Şehir sessizlik içerisinde bir ses haline gelmişti. Etraf hafifi sisli ve gecenin ayazı şeklindeydi. Etrafı binlerce koruma ve silahlı adamın olduğunu eskiden Sürmeli’ye benzeyen devasa nitelikte sütunlardan oluşturulmuş eski birçok yeri anımsatıyordu. Etrafta eşsiz silahlarla ve kalıplı adamlarla korunaklı bir yer halindeydi. Siyahın içerisinde kırmızının ahenkli halini anımsatan duvar boyalarıyla Sason İlçesi baştan var edilmiş gibiydi. Her tarafta bir düzen hâkim olmuştu.
“Buraya ne olmuş böyle? Eskinin Sürmeli’si haline gelmiş.” kendinden emin şekilde ilerlese de Atilla şehrin bu denli değiştiğini hiç düşünmezdi. Eskiden güçlü ve yanlışlar yapan kişiler cezalarını çekmesi için gönderildiği yerde şimdi daha farklı yollar ve yerler haline gelmişti. Arabayı köşeye bir yere park ettiği sırada arabanın camını tıklandı, Atilla açmak istemiyordu ama ikinci defa tıklattığında Atilla’nın aklından. “Ya şimdi öldüreceğim ya da sonsuza kadar öleceğim.” Camı tıklatan adamın yüzü gözükmüyordu Atilla camı hafifçe açtığında bir taraftan da eli silahındaydı adamın hamle yapmadan önce Atilla hamle yapacak zamanı bulacağını düşünüyordu. Camı aşağıya doğru hafifçe indirdiği gibi adam pantolonun arkasına çıkardığı zarfı Atilla’nın hafifçe açtığı araba camından içeriye doğru bıraktı ve ışıkların arasından karanlığa doğru hızlıca kayboldu.

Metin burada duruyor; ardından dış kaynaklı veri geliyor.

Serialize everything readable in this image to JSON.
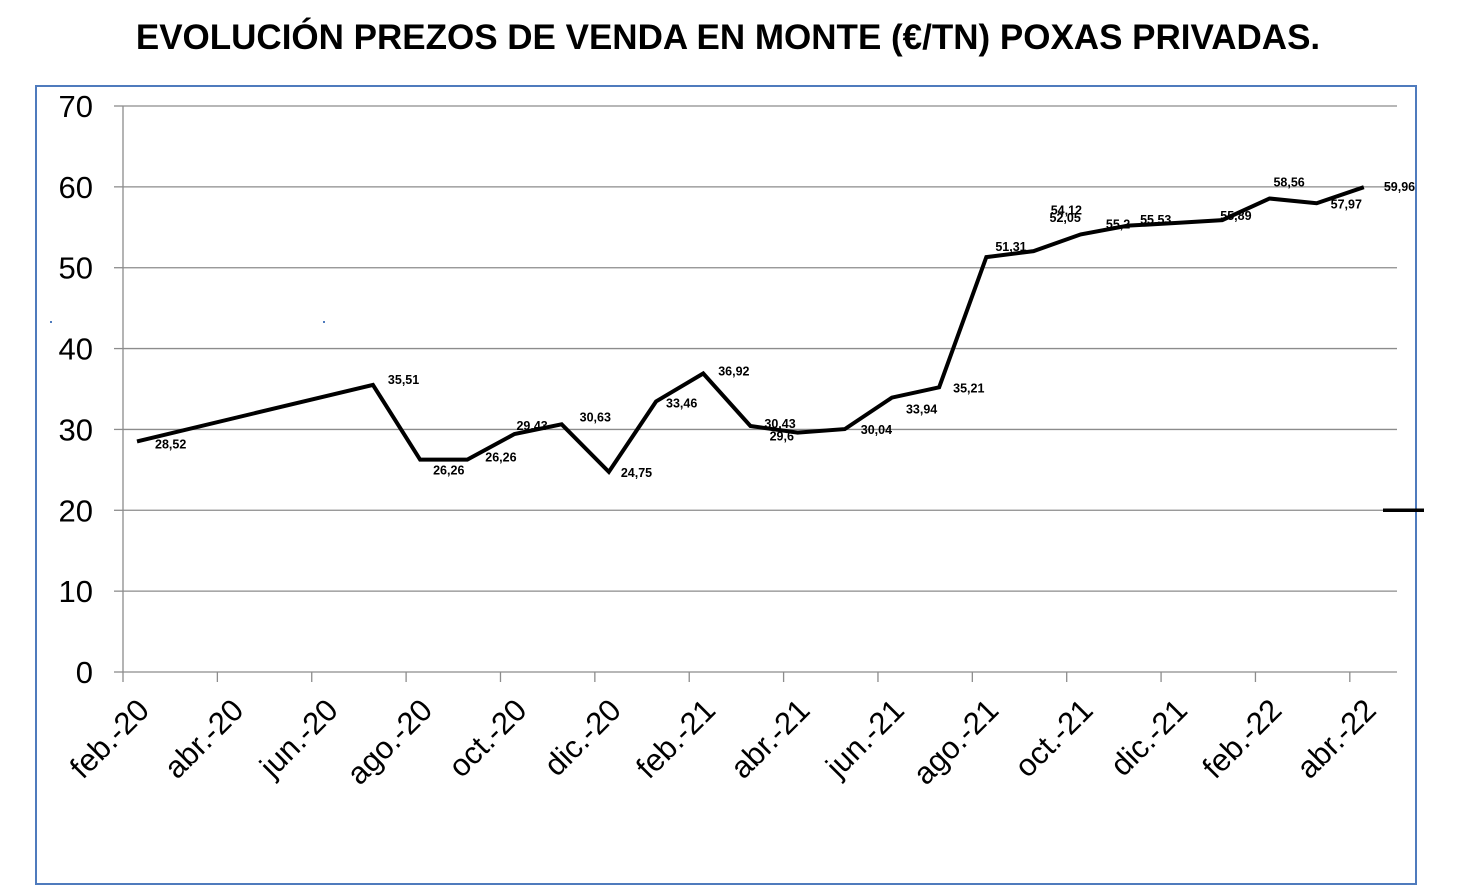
{
  "chart_data": {
    "type": "line",
    "title": "EVOLUCIÓN PREZOS DE VENDA EN MONTE (€/TN) POXAS PRIVADAS.",
    "xlabel": "",
    "ylabel": "",
    "ylim": [
      0,
      70
    ],
    "yticks": [
      "0",
      "10",
      "20",
      "30",
      "40",
      "50",
      "60",
      "70"
    ],
    "xticks": [
      "feb.-20",
      "abr.-20",
      "jun.-20",
      "ago.-20",
      "oct.-20",
      "dic.-20",
      "feb.-21",
      "abr.-21",
      "jun.-21",
      "ago.-21",
      "oct.-21",
      "dic.-21",
      "feb.-22",
      "abr.-22"
    ],
    "grid": true,
    "line_color": "#000000",
    "frame_color": "#4f7bbd",
    "series": [
      {
        "points": [
          {
            "x": "feb.-20",
            "y": 28.52,
            "label": "28,52"
          },
          {
            "x": "jul.-20",
            "y": 35.51,
            "label": "35,51"
          },
          {
            "x": "ago.-20",
            "y": 26.26,
            "label": "26,26"
          },
          {
            "x": "set.-20",
            "y": 26.26,
            "label": "26,26"
          },
          {
            "x": "oct.-20",
            "y": 29.43,
            "label": "29,43"
          },
          {
            "x": "nov.-20",
            "y": 30.63,
            "label": "30,63"
          },
          {
            "x": "dic.-20",
            "y": 24.75,
            "label": "24,75"
          },
          {
            "x": "xan.-21",
            "y": 33.46,
            "label": "33,46"
          },
          {
            "x": "feb.-21",
            "y": 36.92,
            "label": "36,92"
          },
          {
            "x": "mar.-21",
            "y": 30.43,
            "label": "30,43"
          },
          {
            "x": "abr.-21",
            "y": 29.6,
            "label": "29,6"
          },
          {
            "x": "mai.-21",
            "y": 30.04,
            "label": "30,04"
          },
          {
            "x": "xuñ.-21",
            "y": 33.94,
            "label": "33,94"
          },
          {
            "x": "xul.-21",
            "y": 35.21,
            "label": "35,21"
          },
          {
            "x": "ago.-21",
            "y": 51.31,
            "label": "51,31"
          },
          {
            "x": "set.-21",
            "y": 52.05,
            "label": "52,05"
          },
          {
            "x": "oct.-21",
            "y": 54.12,
            "label": "54,12"
          },
          {
            "x": "nov.-21",
            "y": 55.2,
            "label": "55,2"
          },
          {
            "x": "dic.-21",
            "y": 55.53,
            "label": "55,53"
          },
          {
            "x": "xan.-22",
            "y": 55.89,
            "label": "55,89"
          },
          {
            "x": "feb.-22",
            "y": 58.56,
            "label": "58,56"
          },
          {
            "x": "mar.-22",
            "y": 57.97,
            "label": "57,97"
          },
          {
            "x": "abr.-22",
            "y": 59.96,
            "label": "59,96"
          }
        ]
      }
    ],
    "legend": {
      "position": "right",
      "marker_value": 20
    }
  }
}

Atilla arabadan inmeden önce elindeki zarfı açtığında içerisinde paraların olduğunu gördü desteler halinde bir tomardan daha fazla para vardı. Yavaşça arabadan indi ama Silahını hızlıca almak için beline değil hemen yanına sağ tarafına pantolonun içerisine yerleştirdi. Ceket hafifte olsa gizleye biliyordu silahı. Etraf düşündüğünden çok değişmiş gibi gözükse de bazı yerler eski mekanlar işlemeye yaşamaya devam ettiğini gördü. İlerlemeye ve sorular sormaya başlayacağı yere doğru ilerliyordu. Kendisinin kimsenin tanımadığına artık kanaat getirmişti zaten. Eski bir meyhanenin karşısında zamanında beraber simit sattığı arkadaşlarından Yavuz’un evine doğru ilerlediğinde bir taraftan da eski bir alışkanlık haline gelen silahının horozunu indirdi. İlerlemeye devam ediyordu arkadaşının evine geldiğinde önce kapıyı tıklattı. Zamanında yaptığı gibi iki uzun bir kısa şeklinde Yavuz’un anlayacağı şekilde çaldığında evin ışığı birden yandı. Atilla bir taraftan etrafa bakıyor diğer taraftan da kapının açılmasını bekliyordu. Adım seslerini duyuyordu kapıya doğru yaklaşan kişinin. Kapı kolunu tuttu içerideki hafif bir şekilde kapıyı açtığı an ufak bir çığlık attı.
“Yavuz.” Diye Yavuz hemen elinde silahla aşağıya koşarak inip sıkmaya başladı. Atilla hemen olduğu yerden ayrıldı hızlıca gözden kayboldu. Yavuz etrafa baksa bile kimseyi göremedi etrafa doluşan komşuları hemen sormaya başladılar.
“Ne oldu Yavuz İdil neden bağırdı.” Diye sayısız sorunun arkasında Yavuz kapıyı kapattı. İçeriye doğru ilerlediler.
“İdil ne oldu sen neden birden bağırdın?” İdil masanın üzerinde dolu olan suyu içtikten sonra derin birkaç nefes aldı. Yavuz’un sorusuna cevap verdi.
“Yavuz gecenin köründen mi yoksa bana görünen şeyler mi var bilmiyorum ama ben Atilla’yı gördüm. Karşımda sakalları birbirine girmiş, üstünde takım elbiseye benzer bir kıyafet vardı.”
Yavuz şaşkın şekilde İdil’e bakıyordu.
“Canım sen yanlış görmüşsün. Gecenin karanlığından ya da özlem duyduğundan dolayıdır. Atilla buralardan gitti sonra onun ölüm haberini aldık. 10 yıl önce beraberdik hatırlıyor musun? Hakkı’yı öldürmek için eline bıçak alıp, engellemeye çalışanlarla beraber herkesi öldürmeye başladığı sırada seninle beraber onu sakinleştirdik ve şehirden gitti. 4 Yıl öncede bir yerde ölü bulunduğu haber geldi hatırlıyor musun?”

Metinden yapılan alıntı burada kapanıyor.